Invitée au 6e Forum mondial du développement durable, qui se déroule à Brazzaville, la capitale du Congo, du 27 au 30 octobre, Wangari Maathai multiplie les appels à l’unité et à l’action en direction des Etats africains. Elle rappelle aussi aux représentants des pays riches leurs devoirs vis-à-vis du continent. Pour elle, le concept de développement durable doit être mis en pratique pour que les forêts africaines soient sauvegardées. Un objectif qui ne pourra être atteint sans une volonté politique forte. Entretien.

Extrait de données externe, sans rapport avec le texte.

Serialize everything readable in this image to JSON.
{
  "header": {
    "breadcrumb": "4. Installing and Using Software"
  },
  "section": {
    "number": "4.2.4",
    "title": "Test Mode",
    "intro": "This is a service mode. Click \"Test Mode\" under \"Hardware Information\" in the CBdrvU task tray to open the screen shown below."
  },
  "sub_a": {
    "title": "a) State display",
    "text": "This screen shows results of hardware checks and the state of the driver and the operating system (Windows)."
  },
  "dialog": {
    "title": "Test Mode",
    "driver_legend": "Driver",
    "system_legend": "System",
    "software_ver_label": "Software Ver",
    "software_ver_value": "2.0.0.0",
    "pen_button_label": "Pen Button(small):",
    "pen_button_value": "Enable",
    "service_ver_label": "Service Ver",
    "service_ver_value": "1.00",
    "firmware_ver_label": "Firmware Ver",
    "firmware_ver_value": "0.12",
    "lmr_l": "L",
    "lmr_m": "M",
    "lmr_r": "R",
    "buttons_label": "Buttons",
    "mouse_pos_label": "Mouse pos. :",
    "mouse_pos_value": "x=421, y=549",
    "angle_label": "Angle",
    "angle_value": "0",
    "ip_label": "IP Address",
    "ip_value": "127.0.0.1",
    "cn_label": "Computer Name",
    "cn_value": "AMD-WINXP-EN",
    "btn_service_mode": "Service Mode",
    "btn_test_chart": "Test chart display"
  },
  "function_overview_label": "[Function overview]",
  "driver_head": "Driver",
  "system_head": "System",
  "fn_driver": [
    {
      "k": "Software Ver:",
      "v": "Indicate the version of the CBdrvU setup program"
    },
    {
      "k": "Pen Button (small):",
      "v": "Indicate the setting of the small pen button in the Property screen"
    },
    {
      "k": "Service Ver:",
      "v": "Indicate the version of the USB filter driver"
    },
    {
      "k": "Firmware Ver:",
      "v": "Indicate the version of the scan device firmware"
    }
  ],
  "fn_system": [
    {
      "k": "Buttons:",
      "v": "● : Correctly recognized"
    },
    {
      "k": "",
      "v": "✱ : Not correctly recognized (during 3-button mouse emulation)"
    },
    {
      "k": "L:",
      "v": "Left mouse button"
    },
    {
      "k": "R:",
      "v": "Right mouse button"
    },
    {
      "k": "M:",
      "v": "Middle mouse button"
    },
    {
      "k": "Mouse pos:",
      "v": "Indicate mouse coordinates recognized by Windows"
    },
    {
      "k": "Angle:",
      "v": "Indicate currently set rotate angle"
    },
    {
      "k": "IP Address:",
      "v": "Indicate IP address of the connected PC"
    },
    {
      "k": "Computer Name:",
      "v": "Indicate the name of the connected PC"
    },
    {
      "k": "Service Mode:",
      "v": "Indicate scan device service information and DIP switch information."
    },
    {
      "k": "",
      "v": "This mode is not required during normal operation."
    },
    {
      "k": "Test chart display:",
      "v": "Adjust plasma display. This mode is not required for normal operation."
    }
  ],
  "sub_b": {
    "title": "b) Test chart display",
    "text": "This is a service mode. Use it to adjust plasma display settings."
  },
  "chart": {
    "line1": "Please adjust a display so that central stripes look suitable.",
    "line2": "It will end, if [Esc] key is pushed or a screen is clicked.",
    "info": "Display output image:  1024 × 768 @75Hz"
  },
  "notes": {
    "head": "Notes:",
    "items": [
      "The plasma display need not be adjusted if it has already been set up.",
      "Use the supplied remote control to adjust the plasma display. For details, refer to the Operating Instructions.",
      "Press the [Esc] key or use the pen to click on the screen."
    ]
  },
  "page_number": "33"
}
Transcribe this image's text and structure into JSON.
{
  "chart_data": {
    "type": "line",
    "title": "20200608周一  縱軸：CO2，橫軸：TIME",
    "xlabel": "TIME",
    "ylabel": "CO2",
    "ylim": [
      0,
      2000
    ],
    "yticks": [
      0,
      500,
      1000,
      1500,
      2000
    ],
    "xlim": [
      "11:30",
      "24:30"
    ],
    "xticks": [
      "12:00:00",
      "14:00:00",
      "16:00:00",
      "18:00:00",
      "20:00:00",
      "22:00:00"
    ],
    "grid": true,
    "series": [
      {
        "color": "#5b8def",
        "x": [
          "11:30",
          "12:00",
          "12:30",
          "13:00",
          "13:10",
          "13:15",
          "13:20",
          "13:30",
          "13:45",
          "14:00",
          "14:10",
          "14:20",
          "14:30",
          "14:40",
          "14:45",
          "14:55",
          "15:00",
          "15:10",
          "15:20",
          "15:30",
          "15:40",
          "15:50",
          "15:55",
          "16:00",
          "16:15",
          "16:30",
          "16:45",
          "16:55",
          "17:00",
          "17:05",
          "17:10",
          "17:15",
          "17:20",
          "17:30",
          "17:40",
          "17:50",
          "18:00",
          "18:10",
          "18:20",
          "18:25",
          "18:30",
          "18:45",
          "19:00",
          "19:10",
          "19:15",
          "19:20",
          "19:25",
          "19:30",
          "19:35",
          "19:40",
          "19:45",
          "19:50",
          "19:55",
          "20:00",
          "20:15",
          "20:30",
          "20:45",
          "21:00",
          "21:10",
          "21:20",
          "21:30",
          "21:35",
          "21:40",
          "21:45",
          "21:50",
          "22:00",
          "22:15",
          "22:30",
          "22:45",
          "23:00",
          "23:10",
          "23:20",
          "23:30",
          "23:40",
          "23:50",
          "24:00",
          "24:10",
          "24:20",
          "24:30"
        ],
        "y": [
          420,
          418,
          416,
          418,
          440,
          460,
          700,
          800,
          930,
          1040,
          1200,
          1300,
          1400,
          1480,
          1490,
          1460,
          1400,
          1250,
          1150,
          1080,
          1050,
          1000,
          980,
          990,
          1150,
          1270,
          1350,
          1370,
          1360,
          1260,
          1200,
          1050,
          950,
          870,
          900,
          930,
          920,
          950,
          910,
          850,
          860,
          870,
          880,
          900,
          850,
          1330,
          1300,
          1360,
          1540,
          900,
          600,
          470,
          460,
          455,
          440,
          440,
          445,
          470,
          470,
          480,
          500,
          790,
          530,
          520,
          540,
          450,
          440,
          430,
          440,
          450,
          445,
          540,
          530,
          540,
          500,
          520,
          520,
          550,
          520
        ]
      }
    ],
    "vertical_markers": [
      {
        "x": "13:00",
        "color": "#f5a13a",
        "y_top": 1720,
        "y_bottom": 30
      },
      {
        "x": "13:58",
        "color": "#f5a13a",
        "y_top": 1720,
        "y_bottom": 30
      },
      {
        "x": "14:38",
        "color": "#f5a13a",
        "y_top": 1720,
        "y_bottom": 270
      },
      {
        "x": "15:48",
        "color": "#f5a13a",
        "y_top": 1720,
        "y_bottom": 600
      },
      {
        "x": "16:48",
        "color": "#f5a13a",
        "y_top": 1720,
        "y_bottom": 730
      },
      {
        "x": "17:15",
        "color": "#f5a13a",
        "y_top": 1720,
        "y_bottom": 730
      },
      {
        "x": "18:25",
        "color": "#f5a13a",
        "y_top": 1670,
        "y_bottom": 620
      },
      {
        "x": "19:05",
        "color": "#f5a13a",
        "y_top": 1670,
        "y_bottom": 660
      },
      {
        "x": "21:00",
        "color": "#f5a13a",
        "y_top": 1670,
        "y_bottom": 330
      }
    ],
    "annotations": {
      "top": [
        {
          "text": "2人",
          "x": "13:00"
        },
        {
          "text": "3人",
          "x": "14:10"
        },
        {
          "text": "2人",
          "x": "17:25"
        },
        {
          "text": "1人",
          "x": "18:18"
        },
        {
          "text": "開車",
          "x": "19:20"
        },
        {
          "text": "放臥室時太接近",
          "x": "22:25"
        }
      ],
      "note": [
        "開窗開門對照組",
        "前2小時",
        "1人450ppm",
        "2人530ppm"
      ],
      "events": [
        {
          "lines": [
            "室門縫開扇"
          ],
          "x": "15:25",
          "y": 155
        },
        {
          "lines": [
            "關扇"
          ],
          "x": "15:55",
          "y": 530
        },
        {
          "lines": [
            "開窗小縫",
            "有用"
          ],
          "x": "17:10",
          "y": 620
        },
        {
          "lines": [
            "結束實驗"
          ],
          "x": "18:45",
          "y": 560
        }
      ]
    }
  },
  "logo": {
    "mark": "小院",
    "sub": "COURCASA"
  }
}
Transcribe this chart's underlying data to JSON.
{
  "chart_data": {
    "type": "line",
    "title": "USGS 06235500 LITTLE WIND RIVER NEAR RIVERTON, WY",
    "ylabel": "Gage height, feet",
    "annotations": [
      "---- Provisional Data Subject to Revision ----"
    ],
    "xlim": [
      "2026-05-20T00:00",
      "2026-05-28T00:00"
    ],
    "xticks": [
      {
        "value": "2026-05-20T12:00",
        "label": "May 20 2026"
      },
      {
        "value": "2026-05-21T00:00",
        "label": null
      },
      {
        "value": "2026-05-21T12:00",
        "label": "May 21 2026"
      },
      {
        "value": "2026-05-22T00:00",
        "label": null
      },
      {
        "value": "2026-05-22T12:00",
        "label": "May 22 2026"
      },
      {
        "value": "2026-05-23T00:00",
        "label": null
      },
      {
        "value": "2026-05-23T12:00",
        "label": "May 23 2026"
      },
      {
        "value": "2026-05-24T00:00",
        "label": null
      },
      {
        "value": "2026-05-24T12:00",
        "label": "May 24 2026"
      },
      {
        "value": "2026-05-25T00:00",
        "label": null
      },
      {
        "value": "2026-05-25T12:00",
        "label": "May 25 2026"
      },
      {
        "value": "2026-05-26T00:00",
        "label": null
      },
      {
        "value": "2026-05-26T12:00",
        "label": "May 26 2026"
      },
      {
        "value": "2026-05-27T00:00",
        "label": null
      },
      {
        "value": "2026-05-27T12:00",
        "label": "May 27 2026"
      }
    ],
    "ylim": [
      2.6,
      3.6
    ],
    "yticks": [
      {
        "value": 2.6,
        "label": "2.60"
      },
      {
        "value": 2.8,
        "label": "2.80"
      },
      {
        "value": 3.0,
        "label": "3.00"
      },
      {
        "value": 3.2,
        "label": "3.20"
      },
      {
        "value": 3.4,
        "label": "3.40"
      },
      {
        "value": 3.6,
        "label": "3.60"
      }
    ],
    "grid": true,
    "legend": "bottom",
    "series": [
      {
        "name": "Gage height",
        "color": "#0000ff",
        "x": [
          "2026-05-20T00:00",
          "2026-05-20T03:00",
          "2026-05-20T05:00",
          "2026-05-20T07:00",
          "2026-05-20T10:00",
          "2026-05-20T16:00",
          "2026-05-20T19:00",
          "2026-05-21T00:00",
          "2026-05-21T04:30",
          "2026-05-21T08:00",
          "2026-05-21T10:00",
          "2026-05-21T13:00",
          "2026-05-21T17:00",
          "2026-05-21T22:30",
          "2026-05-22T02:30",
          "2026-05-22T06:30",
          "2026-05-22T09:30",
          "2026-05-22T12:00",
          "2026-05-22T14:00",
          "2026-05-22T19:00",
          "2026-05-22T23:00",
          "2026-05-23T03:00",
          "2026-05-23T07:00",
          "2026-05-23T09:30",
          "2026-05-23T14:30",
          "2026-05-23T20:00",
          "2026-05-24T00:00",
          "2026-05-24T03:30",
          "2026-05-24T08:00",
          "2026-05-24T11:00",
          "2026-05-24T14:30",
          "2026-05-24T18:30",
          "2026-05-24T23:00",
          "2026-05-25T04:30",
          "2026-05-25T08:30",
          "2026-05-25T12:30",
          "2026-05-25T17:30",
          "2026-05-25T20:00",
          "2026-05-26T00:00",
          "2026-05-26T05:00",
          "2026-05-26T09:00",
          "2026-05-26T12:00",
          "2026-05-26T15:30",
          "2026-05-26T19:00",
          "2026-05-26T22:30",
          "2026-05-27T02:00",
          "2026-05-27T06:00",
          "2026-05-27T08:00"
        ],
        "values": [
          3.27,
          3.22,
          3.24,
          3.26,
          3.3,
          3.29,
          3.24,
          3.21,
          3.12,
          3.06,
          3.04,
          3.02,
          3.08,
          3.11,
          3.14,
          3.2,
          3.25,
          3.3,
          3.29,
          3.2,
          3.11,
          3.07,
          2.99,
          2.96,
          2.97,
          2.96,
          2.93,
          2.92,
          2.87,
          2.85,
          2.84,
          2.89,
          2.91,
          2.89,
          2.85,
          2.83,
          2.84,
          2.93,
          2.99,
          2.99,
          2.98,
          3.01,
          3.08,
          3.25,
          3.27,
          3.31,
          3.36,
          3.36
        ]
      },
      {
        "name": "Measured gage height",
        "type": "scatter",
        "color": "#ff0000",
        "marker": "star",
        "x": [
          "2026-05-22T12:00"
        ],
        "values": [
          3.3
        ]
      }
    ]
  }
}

Notre envoyé spécial à Brazzaville
La militante écologiste et politique kényane Wangari Muta Maathai, surnommée Tree woman (la femme des arbres) pour les nombreuses actions qu’elle a menées dans son pays contre la déforestation et pour le reboisement, poursuit son combat à l’échelle internationale. L’un de ses principaux chevaux de bataille est, aujourd’hui, la protection de la forêt du bassin du Congo. Elle prend une part active au 6e Forum mondial du développement durable au cours duquel elle incite sans cesse les Etats africains à s’unir et à prendre leurs responsabilités. Le Prix Nobel de la paix, obtenu en 2004, et son rôle d’ambassadrice itinérante de la forêt du Congo [[Le président congolais Denis Sassou N’Guesso l’a élevée au rang d’ambassadrice en 2005]] n’ont pas entamé sa bonhommie et sa disponibilité. C’est en toute décontraction qu’elle s’est prêtée aux questions d’Afrik.
Afrik.com : Vous assistez au 6e Forum mondial du développement durable, à Brazzaville. Mettez-vous beaucoup d’espoir dans cette rencontre ?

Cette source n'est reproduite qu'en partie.